I have this object TryOut, when initialize, it executes a private method every 2 seconds. Within that method func execute() there is ,internalStream, a local variable of type Observable<Int> that captures data that I wish to emit to the outside world.
The issue is that even though internalStream is assigning to a member property public var outsideStream: Observable<Int>?, There aren't any events coming from subscribing to outsideStream. Why though ? is there any reason behind that ?
Working Case
The only way it work, is by having a closure as member property public var broadcast:((Observable<Int>) -> ())? = nil, and raise it within the execute method by doing this broadcast?(internalStream)
A sample code could be found in this gist. Thank you for your help.
For this kind of situation, when you want to produce events by yourself, you should better use any of *Subject provided by RxSwift.
For example:
Change outputStream declaration to:
public var outsideStream = PublishSubject<Int>()
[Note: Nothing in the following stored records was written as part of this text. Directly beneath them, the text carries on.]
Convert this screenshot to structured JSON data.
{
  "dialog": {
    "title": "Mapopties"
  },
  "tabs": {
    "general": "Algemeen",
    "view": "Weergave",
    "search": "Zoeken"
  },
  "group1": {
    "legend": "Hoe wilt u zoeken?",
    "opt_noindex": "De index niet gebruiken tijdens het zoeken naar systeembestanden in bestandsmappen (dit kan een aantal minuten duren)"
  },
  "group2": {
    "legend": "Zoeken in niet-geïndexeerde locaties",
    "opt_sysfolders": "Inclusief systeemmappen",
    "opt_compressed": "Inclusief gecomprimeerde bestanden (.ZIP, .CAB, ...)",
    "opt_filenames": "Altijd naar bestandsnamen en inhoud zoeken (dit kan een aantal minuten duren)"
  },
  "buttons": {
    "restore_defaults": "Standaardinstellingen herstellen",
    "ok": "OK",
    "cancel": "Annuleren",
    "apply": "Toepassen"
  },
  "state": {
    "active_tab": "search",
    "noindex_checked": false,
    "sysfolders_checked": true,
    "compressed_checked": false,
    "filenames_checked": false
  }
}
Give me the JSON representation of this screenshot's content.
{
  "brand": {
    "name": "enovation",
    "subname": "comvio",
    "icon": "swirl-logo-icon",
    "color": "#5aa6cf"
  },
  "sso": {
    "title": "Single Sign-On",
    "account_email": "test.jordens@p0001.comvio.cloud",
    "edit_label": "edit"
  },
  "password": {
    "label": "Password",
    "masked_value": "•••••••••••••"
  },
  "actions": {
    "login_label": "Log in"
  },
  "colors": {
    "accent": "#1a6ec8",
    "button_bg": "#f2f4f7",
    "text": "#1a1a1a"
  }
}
Produce events in right way:
#objc private func execute() {
currentIndex += 1
if currentIndex < data.count {
outsideStream.onNext(data[currentIndex])
}
guard currentIndex + 1 > data.count && timer.isValid else { return }
outsideStream.onCompleted()
timer.invalidate()
}
And the usage:
let participant = TryOut()
participant.outsideStream
.subscribe(
onNext: { print("income index:", $0) },
onCompleted: { print("stream completed") }
)
.disposed(by: bag)
gives you the output:
income index: 1
income index: 2
income index: 3
income index: 4
income index: 5
stream completed
P.S. Also, there is another way to do that by using (or reproduce) retry method by RxSwiftExt library.